One of the most notable trends over the past decade – on the back of the dramatic escalation in home equity due to the housing bubble – is people’s willingness to convert their mortgages into yet another line of credit for spending on luxury items and retail. And so, while under relatively normal economic conditions, the escalating prices of certain staples like food and fuel and clothing would cause a downturn in domestic economic growth, and thus a slowing in the retail sector, in the United States and Australia ‘consumer confidence’ and retail spending has gone through the roof!

And this brings us to perhaps the most obscene political decision made by Australian Prime Minister Kevin Rudd in his first year in office. Rudd inherited a $17.3 billion budget surplus from the Howard-Costello decade, a surplus that already had been amassed by paying down public debt (and thus ignoring social infrastructure) and by converting public debt into private or household debt, which now exceeds $150 billion.
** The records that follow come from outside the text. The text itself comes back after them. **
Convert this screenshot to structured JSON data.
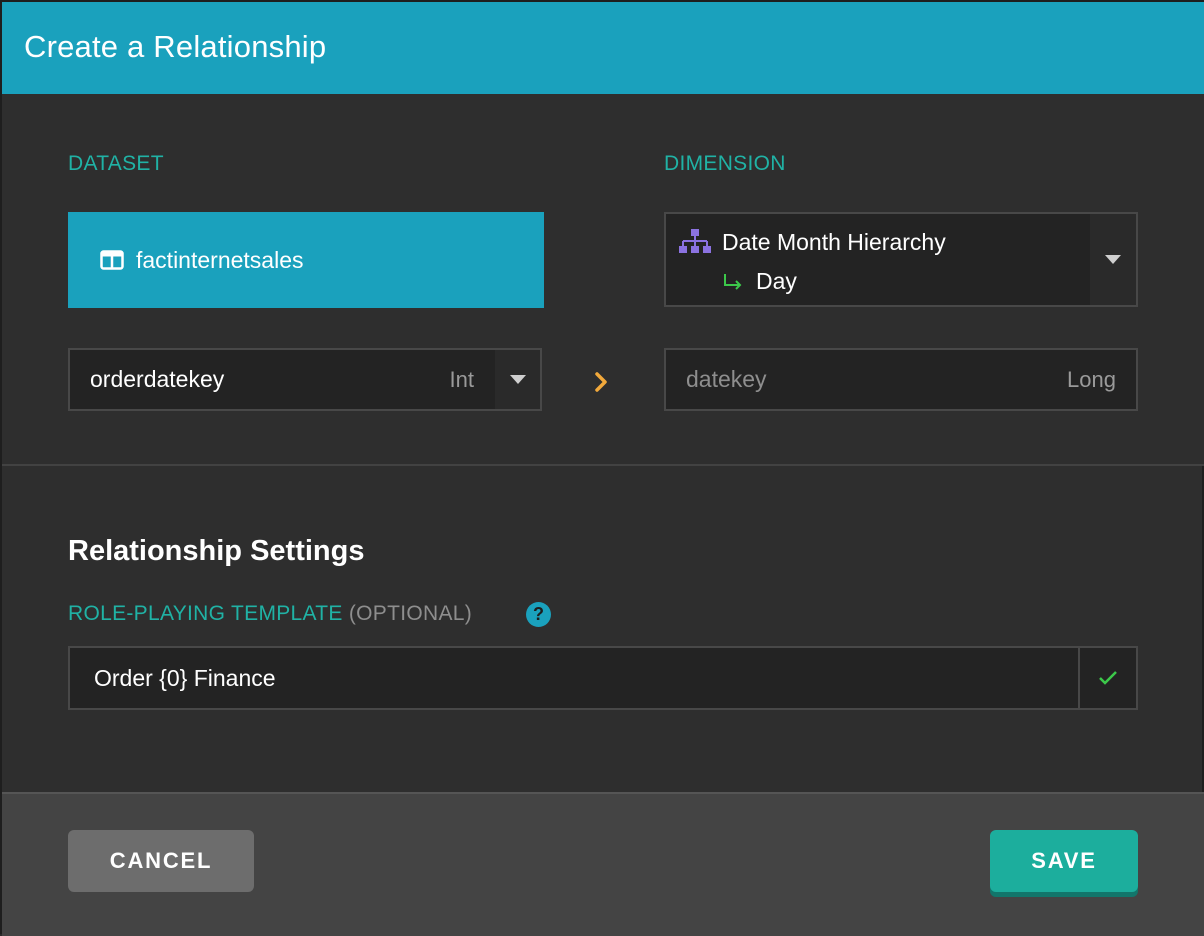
{
  "dialog": {
    "title": "Create a Relationship"
  },
  "dataset": {
    "label": "DATASET",
    "name": "factinternetsales",
    "icon": "table-icon",
    "key_field": "orderdatekey",
    "key_type": "Int"
  },
  "dimension": {
    "label": "DIMENSION",
    "hierarchy": "Date Month Hierarchy",
    "level": "Day",
    "icon": "hierarchy-icon",
    "key_field": "datekey",
    "key_type": "Long"
  },
  "settings": {
    "title": "Relationship Settings",
    "role_label": "ROLE-PLAYING TEMPLATE",
    "role_optional": "(OPTIONAL)",
    "role_value": "Order {0} Finance",
    "help_glyph": "?"
  },
  "buttons": {
    "cancel": "CANCEL",
    "save": "SAVE"
  },
  "colors": {
    "accent_blue": "#1aa1bd",
    "accent_teal": "#20b2a5",
    "save_green": "#1cae9d",
    "arrow_orange": "#f2a93b",
    "check_green": "#3cc84a"
  }
}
In order to bolster his credentials as an ‘economic conservative’, Rudd-Swan then presented the Australian public with $21.7 billion budget surplus for the 2008-2009 financial year – again, money that could have been invested toward the future in the form of infrastructure, schools, universities, clean energy, and research and development, or money that could even have been used to honour our commitment to the UN’s Millenium Goals!

But instead, at the first sign of a drop in consumer confidence and a slackening off of retail-mania in September, the Federal Government promised to pump $10.4 billion into the pockets of the Australian public at a time of the year when they are guaranteed to spend up big and not pay down debt. Merry Christmas, indeed!
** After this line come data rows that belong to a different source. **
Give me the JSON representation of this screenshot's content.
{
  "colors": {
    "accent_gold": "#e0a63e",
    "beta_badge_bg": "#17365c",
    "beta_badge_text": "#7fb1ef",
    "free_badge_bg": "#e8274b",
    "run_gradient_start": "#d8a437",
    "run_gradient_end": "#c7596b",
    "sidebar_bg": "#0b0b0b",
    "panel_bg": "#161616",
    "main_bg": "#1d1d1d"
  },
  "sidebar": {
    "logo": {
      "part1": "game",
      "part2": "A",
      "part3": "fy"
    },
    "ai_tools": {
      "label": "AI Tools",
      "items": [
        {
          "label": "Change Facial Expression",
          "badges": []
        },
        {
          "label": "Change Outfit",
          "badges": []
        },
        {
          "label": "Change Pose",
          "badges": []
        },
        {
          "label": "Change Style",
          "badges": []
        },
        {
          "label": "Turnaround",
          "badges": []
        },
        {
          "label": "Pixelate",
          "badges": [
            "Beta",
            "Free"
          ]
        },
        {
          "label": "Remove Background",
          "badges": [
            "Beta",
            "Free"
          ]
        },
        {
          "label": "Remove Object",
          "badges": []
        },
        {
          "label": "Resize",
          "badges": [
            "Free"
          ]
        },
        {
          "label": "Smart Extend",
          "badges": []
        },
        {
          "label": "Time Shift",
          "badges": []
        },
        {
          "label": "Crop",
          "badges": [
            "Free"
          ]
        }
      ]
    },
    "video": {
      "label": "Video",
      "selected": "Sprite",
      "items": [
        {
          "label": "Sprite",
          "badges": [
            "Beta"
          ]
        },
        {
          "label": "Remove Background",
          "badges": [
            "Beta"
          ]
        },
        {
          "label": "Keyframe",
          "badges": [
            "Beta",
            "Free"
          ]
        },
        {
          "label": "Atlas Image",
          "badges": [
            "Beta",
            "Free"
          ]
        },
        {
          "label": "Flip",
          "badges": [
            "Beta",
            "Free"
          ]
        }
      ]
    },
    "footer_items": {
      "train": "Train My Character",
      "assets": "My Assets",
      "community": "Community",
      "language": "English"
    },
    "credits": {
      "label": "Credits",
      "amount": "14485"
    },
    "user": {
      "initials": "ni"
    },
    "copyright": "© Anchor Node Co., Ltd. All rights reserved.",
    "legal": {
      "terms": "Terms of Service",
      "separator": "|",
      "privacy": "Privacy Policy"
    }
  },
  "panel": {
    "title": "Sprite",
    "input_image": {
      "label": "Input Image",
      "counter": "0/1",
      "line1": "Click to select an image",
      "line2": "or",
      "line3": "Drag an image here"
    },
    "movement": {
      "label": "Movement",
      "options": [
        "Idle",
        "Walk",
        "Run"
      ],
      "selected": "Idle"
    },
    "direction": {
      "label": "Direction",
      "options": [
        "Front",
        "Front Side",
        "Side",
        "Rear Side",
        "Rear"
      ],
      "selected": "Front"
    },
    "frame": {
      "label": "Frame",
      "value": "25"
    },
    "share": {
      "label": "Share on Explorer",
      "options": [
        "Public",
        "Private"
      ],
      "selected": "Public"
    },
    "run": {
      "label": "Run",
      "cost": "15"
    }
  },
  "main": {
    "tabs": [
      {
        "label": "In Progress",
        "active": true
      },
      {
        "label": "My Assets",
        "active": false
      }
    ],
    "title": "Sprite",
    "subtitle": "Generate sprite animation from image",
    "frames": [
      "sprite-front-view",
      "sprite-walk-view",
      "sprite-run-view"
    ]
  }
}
But before you spend it up and thus deepen our present addiction to an unsustainable and self-centred way of life, try reflecting on how we got here. Think, just for a moment, about having yourselves a conservative Christmas, in which we decide that we probably have spent more than enough on tat and trinkets, on leisure and gadgets, most often to the neglect of the common good and our moral obligation to care for one another. And think about what it says about our government, that at the very time when we should begin reshaping our habits and practices, orienting them toward others and toward the future, we are given just what we need to deepen our addiction to unrestrained spending.

Wendell Berry put it beautifully when he lamented that, in the United States, ‘the most alarming sign of the state of our society now is that our leaders have the courage to sacrifice the lives of young people in war but have not the courage to tell us that we must be less greedy and less wasteful.’

The last President to do that was Jimmy Carter, just before he was voted out of office in a landslide. His replacement? Ronald Reagan. And there began our present malaise.